Recent citations include a rather cryptic instance from the Daily Record (2003): ‘By this reasoning, of course, everyone here must have been mortalled, because they lapped it right up’ (what was lapped up is, alas, unknown). The novelist Alan Warner used it too: ‘She was feeling bad ’cause she heard the next Saturday, he’d thumbed it the nine mile home without a lift, mortal as a newt.’ (Sopranos, 1999.)
An early citation is from the Wynne Diaries (1796) of Lady Betsey Fremantle, a respectable lady in her day… ‘Dined with Monresor and got mortal … & fell asleep’. Betsey Fremantle was an adventurous person - she married a naval captain, accompanied him on his ship, and nursed him (and Horatio Lord Nelson) when he was wounded. She was from Lincolnshire, but her sisters both married Scots and the few subsequent citations from the Oxford English Dictionary for mortal with this meaning are all from Scottish sources.

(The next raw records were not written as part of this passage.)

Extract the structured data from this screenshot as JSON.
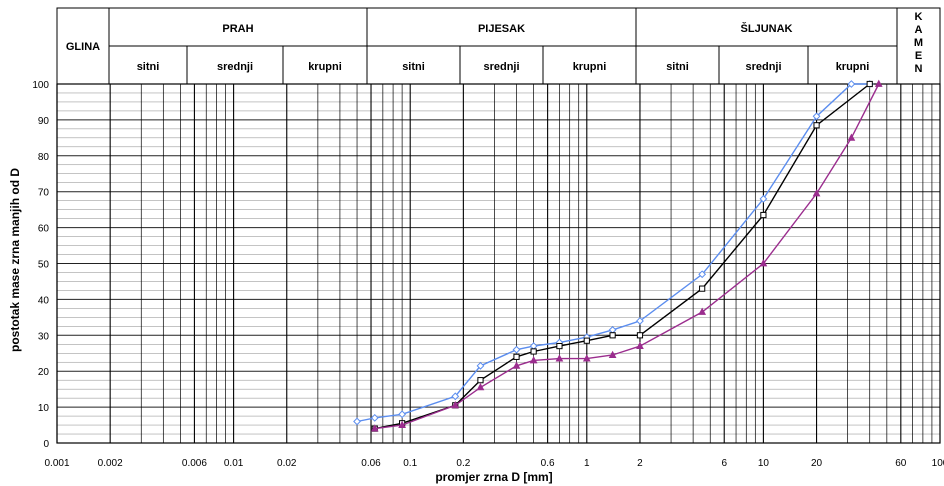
{
  "header": {
    "glina": "GLINA",
    "groups": [
      {
        "label": "PRAH",
        "subs": [
          "sitni",
          "srednji",
          "krupni"
        ]
      },
      {
        "label": "PIJESAK",
        "subs": [
          "sitni",
          "srednji",
          "krupni"
        ]
      },
      {
        "label": "ŠLJUNAK",
        "subs": [
          "sitni",
          "srednji",
          "krupni"
        ]
      }
    ],
    "kamen_letters": [
      "K",
      "A",
      "M",
      "E",
      "N"
    ]
  },
  "chart_data": {
    "type": "line",
    "xscale": "log",
    "xlim": [
      0.001,
      100
    ],
    "ylim": [
      0,
      100
    ],
    "xlabel": "promjer zrna D [mm]",
    "ylabel": "postotak mase zrna manjih od D",
    "xticks": [
      {
        "label": "0.001",
        "value": 0.001
      },
      {
        "label": "0.002",
        "value": 0.002
      },
      {
        "label": "0.006",
        "value": 0.006
      },
      {
        "label": "0.01",
        "value": 0.01
      },
      {
        "label": "0.02",
        "value": 0.02
      },
      {
        "label": "0.06",
        "value": 0.06
      },
      {
        "label": "0.1",
        "value": 0.1
      },
      {
        "label": "0.2",
        "value": 0.2
      },
      {
        "label": "0.6",
        "value": 0.6
      },
      {
        "label": "1",
        "value": 1
      },
      {
        "label": "2",
        "value": 2
      },
      {
        "label": "6",
        "value": 6
      },
      {
        "label": "10",
        "value": 10
      },
      {
        "label": "20",
        "value": 20
      },
      {
        "label": "60",
        "value": 60
      },
      {
        "label": "100",
        "value": 100
      }
    ],
    "yticks": [
      0,
      10,
      20,
      30,
      40,
      50,
      60,
      70,
      80,
      90,
      100
    ],
    "grid": true,
    "series": [
      {
        "color": "#5b8def",
        "marker": "diamond",
        "x": [
          0.05,
          0.063,
          0.09,
          0.18,
          0.25,
          0.4,
          0.5,
          0.7,
          1.0,
          1.4,
          2.0,
          4.5,
          10,
          20,
          31.5,
          40
        ],
        "y": [
          6,
          7,
          8,
          13,
          21.5,
          26,
          27,
          28,
          29.5,
          31.5,
          34,
          47,
          68,
          91,
          100,
          100
        ]
      },
      {
        "color": "#000000",
        "marker": "square",
        "x": [
          0.063,
          0.09,
          0.18,
          0.25,
          0.4,
          0.5,
          0.7,
          1.0,
          1.4,
          2.0,
          4.5,
          10,
          20,
          40
        ],
        "y": [
          4,
          5.5,
          10.5,
          17.5,
          24,
          25.5,
          27,
          28.5,
          30,
          30,
          43,
          63.5,
          88.5,
          100
        ]
      },
      {
        "color": "#9b2d8e",
        "marker": "triangle",
        "x": [
          0.063,
          0.09,
          0.18,
          0.25,
          0.4,
          0.5,
          0.7,
          1.0,
          1.4,
          2.0,
          4.5,
          10,
          20,
          31.5,
          45
        ],
        "y": [
          4,
          5,
          10.5,
          15.5,
          21.5,
          23,
          23.5,
          23.5,
          24.5,
          27,
          36.5,
          50,
          69.5,
          85,
          100
        ]
      }
    ]
  }
}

An early quotation for the usage is from The Scottish Gallovidian Encyclopedia (1824) by James MacTaggart, who combined a rather chequered career in engineering (he worked for some years in Canada, but was dismissed, perhaps aptly, for drunkenness) with interests in poetry and folklore. MacTaggart refers to one unfortunate who ‘was carried home to his crue, on a hand-barrow, just mortal’ (crue is a word transferred to Scots from Gaelic and means a sheepfold or pen).
A later citation, from The Little Minister (1891) by J M Barrie (1860-1937), places mortal at the end of a graduated scale of intoxication: “‘He may be a wee drunk,” said Micah in his father’s defence, “but he’s no mortal”.’